Drama at Punta Delgada

The last day of February was as beautiful as usual. I was up at dawn at 6.30 stretching in the cockpit when I discovered to my horror a yacht on the reef on the other side of the sand spit. The surf was pounding the rocking boat and the situation looked grim. When we rowed out to them shortly afterwards, others had already arrived to help. It was a large Spanish yacht, a modern ketch with a family of three aboard. They had sailed from Puerto la Cruz the day before and had tried to enter the anchorage in the dark of a moonless night, made a serious misjudgement and hit the reef at midnight. Possibly their electronic charts can be blamed, they are often wrong by 100 m or more. As we all know in theory, it is bad seaman ship to trust only one navigational aid…
A large fishing boat and a Coast Guard boat from the main land repeatedly tried to pull the yacht free during the day, but it has a modern, winged steel keel that got thoroughly stuck in the rocks even when the boat was heeled well over. Finally the hull was damaged and leaking and further rescue had to be abandoned. At least they were insured and nobody was injured. So from quiet, sleepy days of fishing and feeding his pet doves and entertaining the occasional yachtie, Moncho had a flurry of activities with catering and operating his radio telephone. After we left for our next anchorages at Los Palanquinos and Cayo Herradura we heard that agents had been flown in from Caracas to verify the total loss and rescue any valuables aboard, now officially the belongings of the insurance company.

20 years ago the islands were teeming with fish, lobsters, turtles and giant conchs (sea snails), not so any more. These islands are not part of the nature reserves, but hopefully some degree of regulation will be in place soon, before the islands end up like the over-fished Gulfo de Cariaco further east. But at the reef of Los Palanquinos, the fish are still abundant among the corals and spear fishing is still permitted, and I still mastered the way we usually secured dinner on Red Admiral.

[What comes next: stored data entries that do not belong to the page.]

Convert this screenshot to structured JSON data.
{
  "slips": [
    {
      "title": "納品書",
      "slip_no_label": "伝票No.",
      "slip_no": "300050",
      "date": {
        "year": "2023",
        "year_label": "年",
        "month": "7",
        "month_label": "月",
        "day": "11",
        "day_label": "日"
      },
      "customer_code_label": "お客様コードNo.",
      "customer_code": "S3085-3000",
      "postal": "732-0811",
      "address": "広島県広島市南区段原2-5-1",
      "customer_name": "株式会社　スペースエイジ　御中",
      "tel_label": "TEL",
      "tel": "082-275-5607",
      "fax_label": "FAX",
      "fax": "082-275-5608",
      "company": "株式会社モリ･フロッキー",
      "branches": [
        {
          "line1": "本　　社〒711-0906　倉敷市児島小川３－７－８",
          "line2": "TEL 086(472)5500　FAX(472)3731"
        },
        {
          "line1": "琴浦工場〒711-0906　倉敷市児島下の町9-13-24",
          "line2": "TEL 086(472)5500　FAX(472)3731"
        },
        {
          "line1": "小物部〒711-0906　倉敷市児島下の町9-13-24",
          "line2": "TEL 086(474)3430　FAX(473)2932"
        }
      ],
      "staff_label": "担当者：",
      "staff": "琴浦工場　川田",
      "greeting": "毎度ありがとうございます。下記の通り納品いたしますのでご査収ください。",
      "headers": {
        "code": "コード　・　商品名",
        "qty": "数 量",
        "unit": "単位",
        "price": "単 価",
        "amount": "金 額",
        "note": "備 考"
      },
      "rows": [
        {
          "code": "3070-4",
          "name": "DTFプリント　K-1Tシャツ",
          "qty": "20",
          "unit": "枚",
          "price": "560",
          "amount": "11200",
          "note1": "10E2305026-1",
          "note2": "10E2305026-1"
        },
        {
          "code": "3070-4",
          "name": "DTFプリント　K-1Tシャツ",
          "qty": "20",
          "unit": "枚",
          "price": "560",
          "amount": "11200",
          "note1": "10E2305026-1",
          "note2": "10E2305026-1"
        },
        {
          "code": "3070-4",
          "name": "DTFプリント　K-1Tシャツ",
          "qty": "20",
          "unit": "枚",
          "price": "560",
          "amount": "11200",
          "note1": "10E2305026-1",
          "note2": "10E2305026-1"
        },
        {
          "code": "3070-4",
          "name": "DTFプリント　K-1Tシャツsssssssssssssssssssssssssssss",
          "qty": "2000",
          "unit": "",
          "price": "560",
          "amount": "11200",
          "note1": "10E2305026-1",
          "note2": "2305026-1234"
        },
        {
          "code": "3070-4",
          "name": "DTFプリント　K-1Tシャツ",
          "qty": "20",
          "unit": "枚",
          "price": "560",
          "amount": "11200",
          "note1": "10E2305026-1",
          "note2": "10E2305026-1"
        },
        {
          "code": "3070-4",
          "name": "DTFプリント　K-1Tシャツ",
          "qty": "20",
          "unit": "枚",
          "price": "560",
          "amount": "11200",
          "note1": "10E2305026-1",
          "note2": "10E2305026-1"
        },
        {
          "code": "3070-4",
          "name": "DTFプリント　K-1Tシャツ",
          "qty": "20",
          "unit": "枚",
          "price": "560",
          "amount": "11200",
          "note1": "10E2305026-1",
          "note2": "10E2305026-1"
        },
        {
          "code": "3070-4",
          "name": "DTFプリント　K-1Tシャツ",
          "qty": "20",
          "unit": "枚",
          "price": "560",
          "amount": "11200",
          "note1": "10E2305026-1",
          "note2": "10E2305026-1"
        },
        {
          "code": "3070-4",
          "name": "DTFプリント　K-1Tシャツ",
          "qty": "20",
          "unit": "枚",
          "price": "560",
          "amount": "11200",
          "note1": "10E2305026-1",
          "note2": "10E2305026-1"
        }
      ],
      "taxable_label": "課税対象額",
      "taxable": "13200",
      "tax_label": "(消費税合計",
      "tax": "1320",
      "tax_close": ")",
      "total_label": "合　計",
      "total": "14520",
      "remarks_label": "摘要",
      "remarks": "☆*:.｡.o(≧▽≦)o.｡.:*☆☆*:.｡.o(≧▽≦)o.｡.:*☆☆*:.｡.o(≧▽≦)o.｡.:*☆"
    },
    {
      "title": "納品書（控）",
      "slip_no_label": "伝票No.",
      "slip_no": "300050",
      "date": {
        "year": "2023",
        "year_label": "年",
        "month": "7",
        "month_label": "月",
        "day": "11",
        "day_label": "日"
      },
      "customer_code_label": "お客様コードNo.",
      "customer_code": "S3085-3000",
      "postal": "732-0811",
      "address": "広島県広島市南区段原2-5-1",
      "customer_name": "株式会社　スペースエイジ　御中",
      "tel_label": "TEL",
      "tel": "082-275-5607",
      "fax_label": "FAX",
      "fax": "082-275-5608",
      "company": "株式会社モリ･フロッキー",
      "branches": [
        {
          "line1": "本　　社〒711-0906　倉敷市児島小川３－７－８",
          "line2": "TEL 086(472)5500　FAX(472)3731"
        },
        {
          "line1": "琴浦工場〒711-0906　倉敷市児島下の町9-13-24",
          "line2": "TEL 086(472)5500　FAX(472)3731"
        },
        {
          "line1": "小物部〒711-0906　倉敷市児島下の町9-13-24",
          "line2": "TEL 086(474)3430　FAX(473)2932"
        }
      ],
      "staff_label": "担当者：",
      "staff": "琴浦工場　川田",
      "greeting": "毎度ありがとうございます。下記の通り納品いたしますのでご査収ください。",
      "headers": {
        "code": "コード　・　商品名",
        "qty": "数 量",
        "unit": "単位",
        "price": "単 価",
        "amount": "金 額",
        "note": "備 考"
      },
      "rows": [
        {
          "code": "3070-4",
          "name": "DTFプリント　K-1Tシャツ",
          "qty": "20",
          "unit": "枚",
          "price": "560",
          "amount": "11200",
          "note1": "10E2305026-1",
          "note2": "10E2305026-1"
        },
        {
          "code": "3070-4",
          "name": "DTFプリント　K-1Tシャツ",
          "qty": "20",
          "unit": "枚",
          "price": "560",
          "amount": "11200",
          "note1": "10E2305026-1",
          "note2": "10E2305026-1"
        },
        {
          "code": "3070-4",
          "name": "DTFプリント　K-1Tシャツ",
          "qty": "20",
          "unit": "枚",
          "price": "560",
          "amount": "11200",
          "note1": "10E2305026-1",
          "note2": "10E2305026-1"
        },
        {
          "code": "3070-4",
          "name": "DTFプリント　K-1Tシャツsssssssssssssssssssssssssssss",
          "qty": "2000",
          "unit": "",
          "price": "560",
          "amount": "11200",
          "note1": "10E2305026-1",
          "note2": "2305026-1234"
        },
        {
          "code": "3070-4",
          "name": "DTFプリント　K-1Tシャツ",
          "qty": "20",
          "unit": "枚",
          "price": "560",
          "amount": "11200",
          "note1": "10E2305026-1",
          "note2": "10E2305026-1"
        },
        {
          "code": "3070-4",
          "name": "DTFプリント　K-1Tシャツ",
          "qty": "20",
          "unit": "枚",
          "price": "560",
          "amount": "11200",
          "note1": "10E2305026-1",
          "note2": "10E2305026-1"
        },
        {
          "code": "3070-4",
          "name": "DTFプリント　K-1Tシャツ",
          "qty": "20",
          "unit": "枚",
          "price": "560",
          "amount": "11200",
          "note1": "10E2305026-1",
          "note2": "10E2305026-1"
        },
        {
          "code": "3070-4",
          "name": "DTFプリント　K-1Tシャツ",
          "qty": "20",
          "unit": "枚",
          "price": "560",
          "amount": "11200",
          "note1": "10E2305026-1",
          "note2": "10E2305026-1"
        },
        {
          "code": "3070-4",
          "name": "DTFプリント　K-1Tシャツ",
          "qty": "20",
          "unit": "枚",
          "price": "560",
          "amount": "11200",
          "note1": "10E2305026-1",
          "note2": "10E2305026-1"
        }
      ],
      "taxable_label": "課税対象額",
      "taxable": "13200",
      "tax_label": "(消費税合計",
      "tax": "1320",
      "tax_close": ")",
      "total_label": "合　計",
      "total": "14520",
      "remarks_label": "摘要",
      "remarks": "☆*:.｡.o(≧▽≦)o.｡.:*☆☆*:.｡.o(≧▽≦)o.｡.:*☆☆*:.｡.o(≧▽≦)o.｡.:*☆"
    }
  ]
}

After stocking up and collecting our friend Jessica Knight at Barcelona airport tomorrow we return to Tortuga for another two weeks. Moncho has recently acquired a DVD player, so on the shopping list is a few action films for him to entertain his amigos with in the evenings. That is, unless more yachts hit the reef and provide more live action – but we shall make doubly sure that White Admiral is not among them!